Beoordeling door het College
4.1
Op grond van artikel 4.5.2., derde lid, aanhef en onder a, onder 2°, van de Regeling, zoals deze bepaling gold ten tijde van belang en voor zover relevant, wordt subsidie verstrekt voor de aanschaf en het laten aanbrengen van isolatiemateriaal voor dakisolatie, dat is voorzien van een prestatieverklaring, waarbij het isolatiemateriaal een Rd-waarde van ten minste 3,5 m2K/W heeft. Voor zover [naam] aanvoert, dat het isolatiemateriaal niet over een prestatieverklaring hoeft te beschikken dan wel dat dit nergens uit blijkt, is dit onjuist.
4.2
De minister heeft een meldcodelijst opgesteld met een overzicht van merk- en productnamen van isolatiematerialen die zijn goedgekeurd en in ieder geval in aanmerking komen voor subsidie. Ook andere isolatiematerialen kunnen voor subsidie in aanmerking komen. In dat geval moet een prestatieverklaring worden overgelegd waaruit volgt dat het isolatiemateriaal voldoet aan de vereisten in de Regeling.
4.3
Het College stelt vast dat het door [naam] gebruikte isolatiemateriaal niet is opgenomen in de meldcodelijst. Dit betekent dat [naam] een prestatieverklaring moet overleggen waaruit blijkt dat het materiaal een Rd-waarde van ten minste 3,5 m2K/W heeft (vergelijk de uitspraak van het College van 12 maart 2024, ECLI:NL:CBB:2024:152). [naam] heeft zo’n prestatieverklaring niet overgelegd. Aan het door [naam] overgelegde productdatablad van de fabrikant komt hier niet de betekenis toe die [naam] daaraan gehecht wenst te zien, al omdat het door haar gebruikte isolatiemateriaal B-keuze materiaal betreft. Dat sprake is van B-keuze isolatiemateriaal blijkt uit de offerte van 7 oktober 2020 en de verklaring van de aannemer van 7 november 2022, terwijl de minister duidelijk heeft gemaakt dat en waarom B-keuze isolatiemateriaal niet op één lijn kan worden gesteld met het originele isolatiemateriaal. Aan de omstandigheid dat de gemeente [woonplaats 2] een omgevingsvergunning heeft verleend, komt evenmin de betekenis toe die [naam] daaraan gehecht wenst te zien. De minister beoordeelt of de subsidieaanvraag van [naam] voldoet aan de ter zake gestelde voorwaarden in de Regeling en niet de gemeente. Het enkele feit dat de isolatie van haar huis volgens de gemeente een Rc-waarde heeft van 6,0, betekent bovendien niet dat het gebruikte isolatiemateriaal een isolatiewaarde heeft van 3,5 (Rd-waarde).
4.4
De minister heeft de aanvraag op goede gronden afgewezen. Dat [naam] de woning heeft verduurzaamd en zij door de toepassing van Regeling niet voor subsidie in aanmerking komt, maakt het besluit niet onredelijk.
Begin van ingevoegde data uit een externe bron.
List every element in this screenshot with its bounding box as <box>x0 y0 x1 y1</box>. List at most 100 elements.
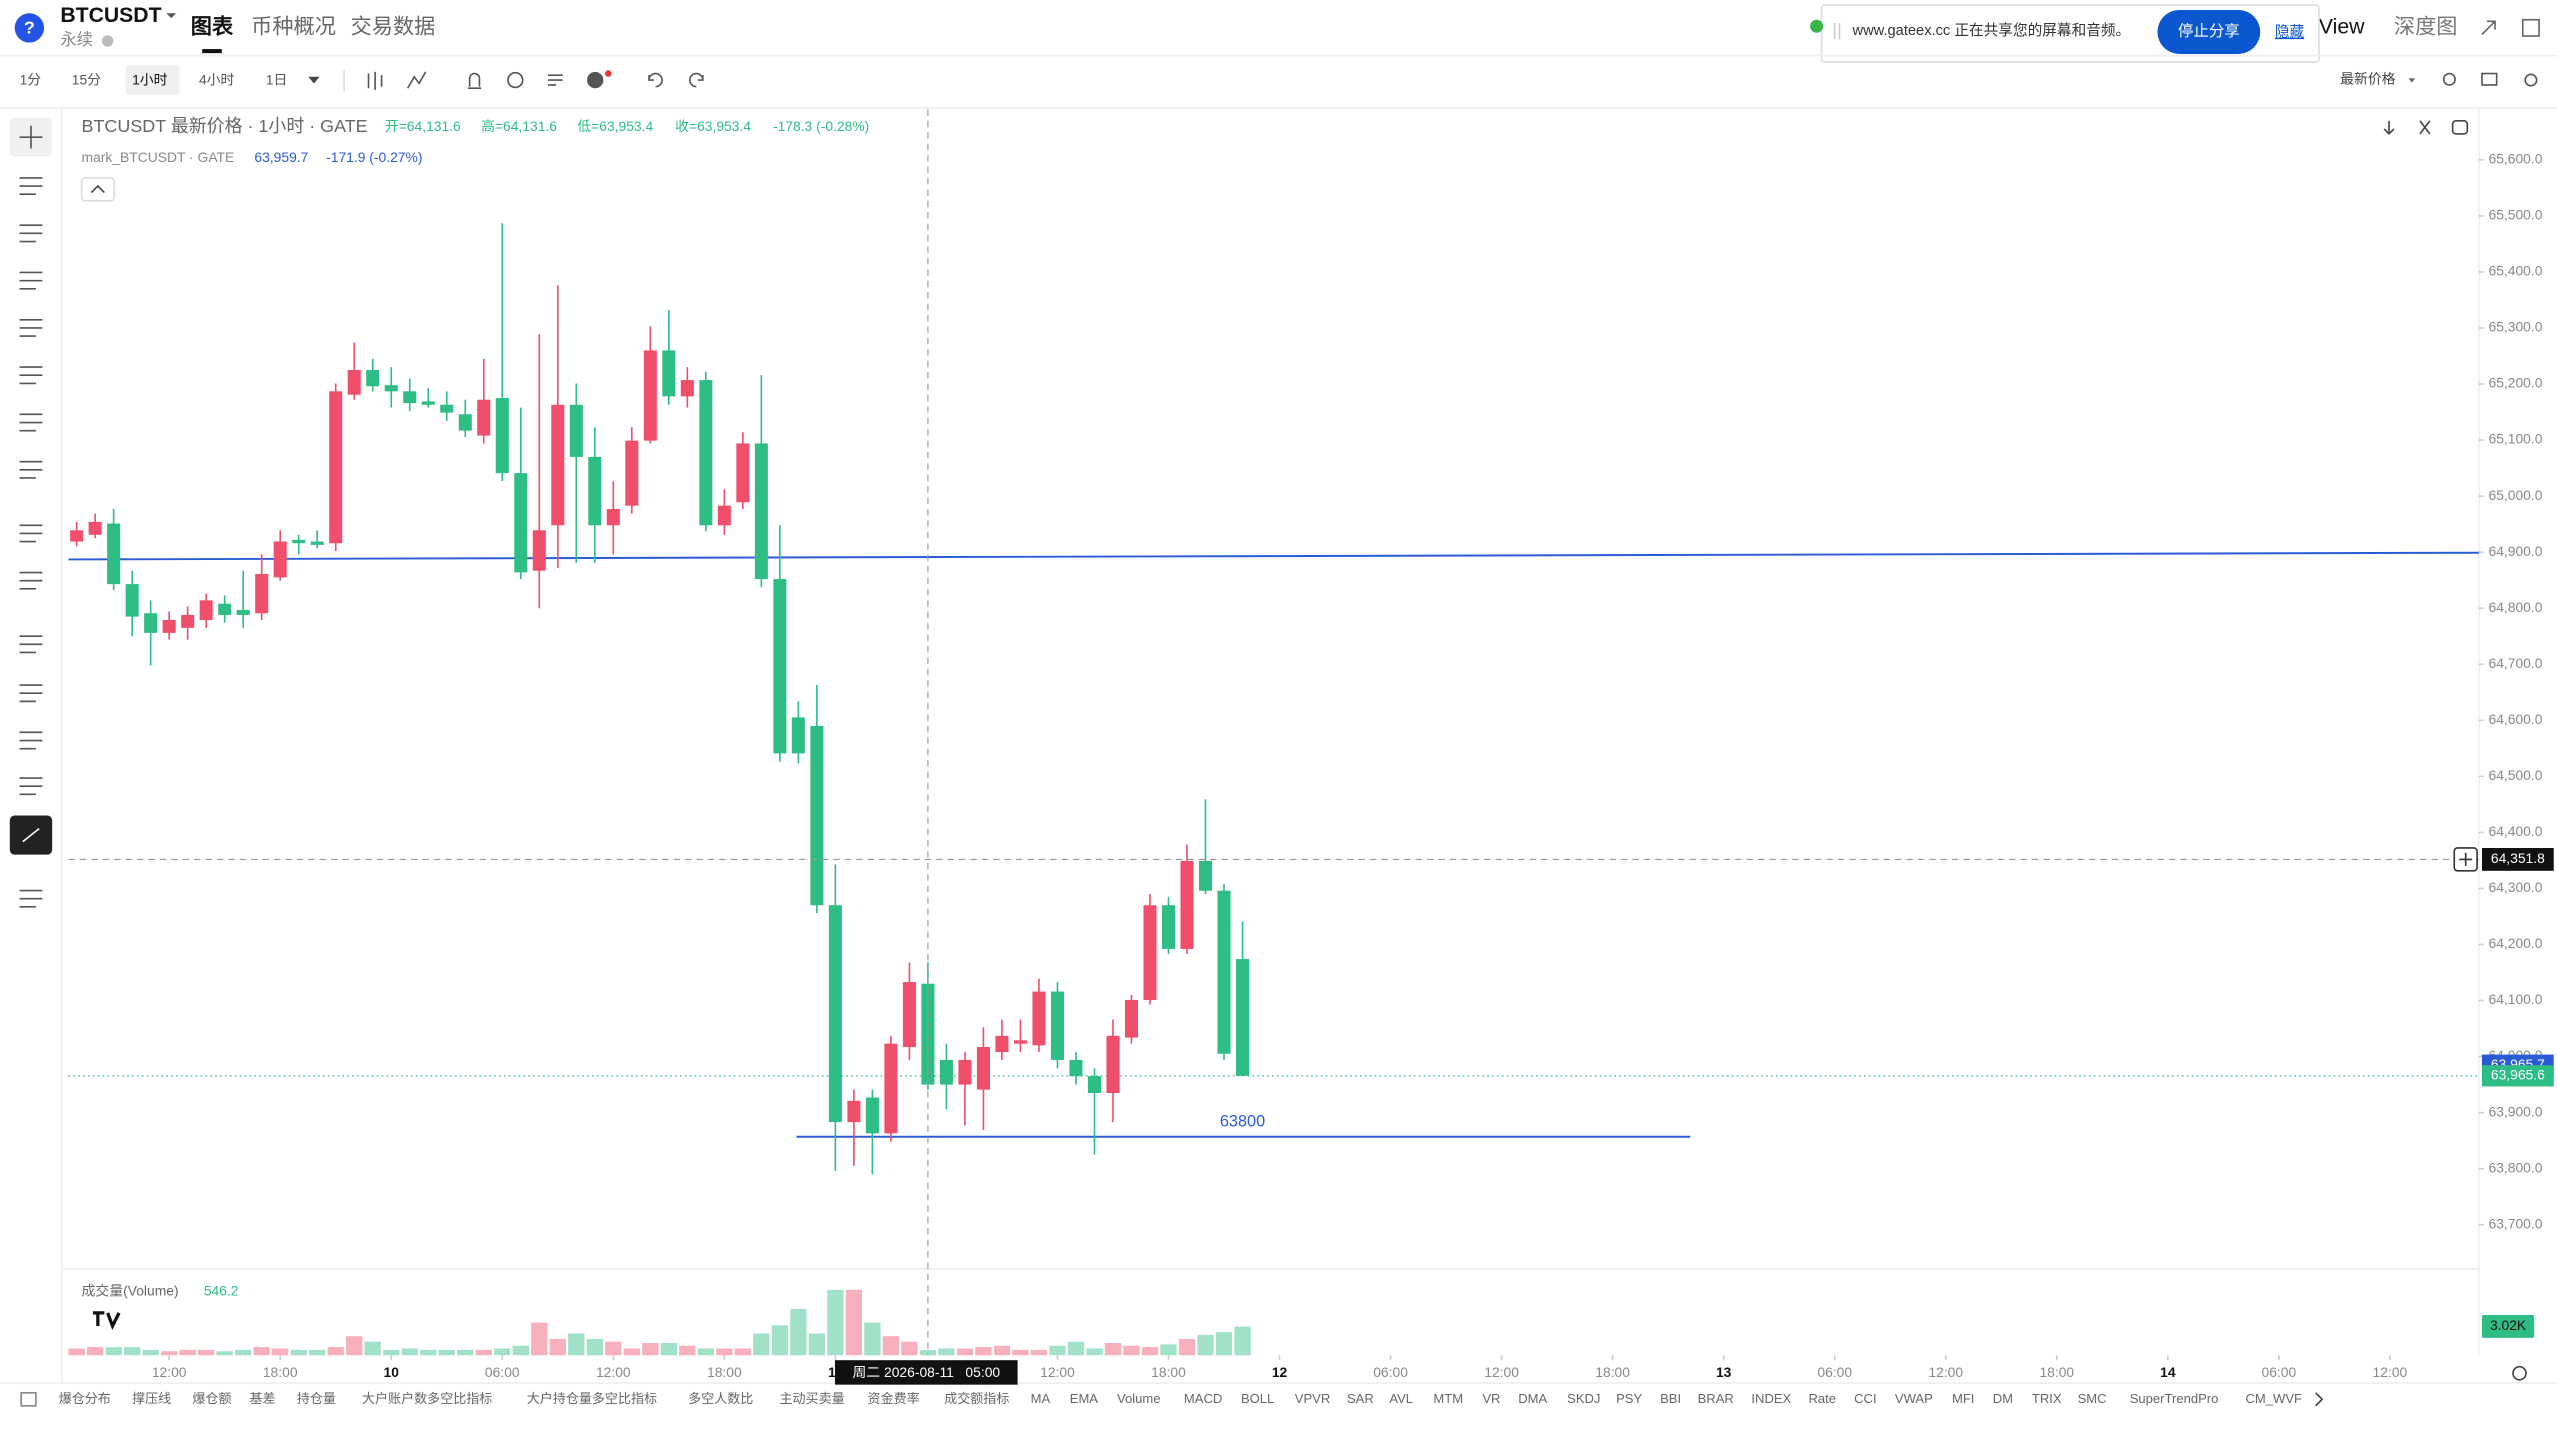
indicator[interactable]: DMA <box>1518 1391 1547 1406</box>
scroll-down-icon[interactable] <box>2383 120 2395 136</box>
indicator[interactable]: 资金费率 <box>868 1391 920 1406</box>
indicator[interactable]: Rate <box>1808 1391 1836 1406</box>
drawing-tool[interactable] <box>19 571 43 590</box>
indicator-scroll-arrow[interactable] <box>2315 1392 2324 1407</box>
help-icon[interactable] <box>14 13 45 43</box>
candle-body <box>680 380 694 397</box>
indicator[interactable]: MACD <box>1184 1391 1222 1406</box>
indicator[interactable]: BRAR <box>1698 1391 1734 1406</box>
candle-body <box>588 456 602 526</box>
interval[interactable]: 1日 <box>266 72 288 88</box>
candle-body <box>144 613 158 633</box>
drawing-tool[interactable] <box>19 635 43 654</box>
indicator[interactable]: EMA <box>1070 1391 1099 1406</box>
calendar-icon[interactable] <box>20 1391 37 1407</box>
drawing-tool[interactable] <box>19 318 43 337</box>
redo-icon[interactable] <box>688 72 704 88</box>
interval[interactable]: 4小时 <box>199 72 235 88</box>
indicator[interactable]: 成交额指标 <box>944 1391 1009 1406</box>
drawing-tool[interactable] <box>19 731 43 750</box>
candle-body <box>440 404 454 413</box>
indicator[interactable]: 基差 <box>250 1391 276 1406</box>
undo-icon[interactable] <box>648 72 663 88</box>
indicator[interactable]: PSY <box>1616 1391 1642 1406</box>
indicator[interactable]: MFI <box>1952 1391 1974 1406</box>
interval-dropdown[interactable] <box>308 76 320 84</box>
x-tick-label: 10 <box>384 1364 400 1380</box>
drawing-tool[interactable] <box>22 827 40 843</box>
indicator[interactable]: Volume <box>1117 1391 1160 1406</box>
window-icon[interactable] <box>2521 18 2540 37</box>
indicator[interactable]: 爆仓额 <box>192 1391 231 1406</box>
indicator-icon[interactable] <box>406 71 427 89</box>
drawing-tool[interactable] <box>19 460 43 479</box>
search-icon[interactable] <box>2442 72 2456 86</box>
indicator[interactable]: VWAP <box>1895 1391 1933 1406</box>
indicator[interactable]: 持仓量 <box>297 1391 336 1406</box>
drawing-tool[interactable] <box>19 684 43 703</box>
drawing-tool[interactable] <box>19 777 43 796</box>
indicator[interactable]: SMC <box>2078 1391 2107 1406</box>
collapse-legend-button[interactable] <box>80 177 115 202</box>
drag-handle[interactable] <box>1833 22 1841 40</box>
drawing-tool[interactable] <box>19 125 43 149</box>
indicator[interactable]: 主动买卖量 <box>779 1391 844 1406</box>
symbol[interactable]: BTCUSDT <box>60 4 161 27</box>
replay-icon[interactable] <box>507 71 524 89</box>
interval[interactable]: 15分 <box>72 72 101 88</box>
indicator[interactable]: BBI <box>1660 1391 1681 1406</box>
expand-icon[interactable] <box>2481 20 2496 35</box>
settings-icon[interactable] <box>2524 73 2538 87</box>
crosshair-plus <box>2459 852 2473 866</box>
tab[interactable]: 交易数据 <box>351 14 436 38</box>
snapshot-icon[interactable] <box>2481 72 2498 86</box>
price-source[interactable]: 最新价格 <box>2340 71 2396 87</box>
indicator[interactable]: INDEX <box>1751 1391 1791 1406</box>
price-source-dropdown[interactable] <box>2408 78 2416 83</box>
indicator[interactable]: BOLL <box>1241 1391 1274 1406</box>
axis-settings-icon[interactable] <box>2512 1365 2527 1381</box>
indicator[interactable]: MA <box>1031 1391 1051 1406</box>
alert-icon[interactable] <box>468 72 482 90</box>
drawing-tool[interactable] <box>19 524 43 543</box>
interval[interactable]: 1小时 <box>132 72 168 88</box>
tab[interactable]: 图表 <box>191 14 234 38</box>
chart-type-icon[interactable] <box>367 71 383 90</box>
indicator[interactable]: 大户账户数多空比指标 <box>362 1391 492 1406</box>
drawing-tool[interactable] <box>19 366 43 385</box>
indicator[interactable]: SuperTrendPro <box>2130 1391 2219 1406</box>
indicator[interactable]: 撑压线 <box>132 1391 171 1406</box>
mark-change: -171.9 (-0.27%) <box>326 149 422 165</box>
drawing-tool[interactable] <box>19 177 43 196</box>
drawing-tool[interactable] <box>19 224 43 243</box>
indicator[interactable]: VR <box>1482 1391 1500 1406</box>
fit-icon[interactable] <box>2419 120 2431 135</box>
drawing-tool[interactable] <box>19 413 43 432</box>
indicator[interactable]: CCI <box>1854 1391 1876 1406</box>
hide-link[interactable]: 隐藏 <box>2275 24 2305 41</box>
indicator[interactable]: SAR <box>1347 1391 1374 1406</box>
tab[interactable]: 币种概况 <box>251 14 336 38</box>
view-link[interactable]: View <box>2319 15 2365 38</box>
interval[interactable]: 1分 <box>20 72 42 88</box>
indicator[interactable]: DM <box>1993 1391 2013 1406</box>
reset-icon[interactable] <box>2451 120 2469 135</box>
indicator[interactable]: MTM <box>1433 1391 1463 1406</box>
indicator[interactable]: TRIX <box>2032 1391 2062 1406</box>
tradingview-logo[interactable] <box>92 1311 121 1331</box>
stop-share-button[interactable] <box>2157 9 2261 54</box>
drawing-tool[interactable] <box>19 271 43 290</box>
symbol-dropdown[interactable] <box>166 13 177 19</box>
indicator[interactable]: 爆仓分布 <box>59 1391 111 1406</box>
indicator[interactable]: 多空人数比 <box>688 1391 753 1406</box>
add-icon[interactable] <box>587 71 604 89</box>
indicator[interactable]: VPVR <box>1295 1391 1331 1406</box>
indicator[interactable]: 大户持仓量多空比指标 <box>527 1391 657 1406</box>
template-icon[interactable] <box>547 74 563 86</box>
info-icon[interactable] <box>101 35 114 47</box>
indicator[interactable]: CM_WVF <box>2246 1391 2303 1406</box>
indicator[interactable]: SKDJ <box>1567 1391 1600 1406</box>
indicator[interactable]: AVL <box>1389 1391 1413 1406</box>
depth-tab[interactable]: 深度图 <box>2394 14 2458 38</box>
drawing-tool[interactable] <box>19 889 43 908</box>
5 Het beroep is ongegrond. De minister hoeft geen proceskosten te vergoeden.

Beslissing

Het College verklaart het beroep ongegrond.
Deze uitspraak is gedaan door mr. A. Venekamp, in aanwezigheid van mr. M. Ettema, griffier. De beslissing is in het openbaar uitgesproken op 23 april 2024.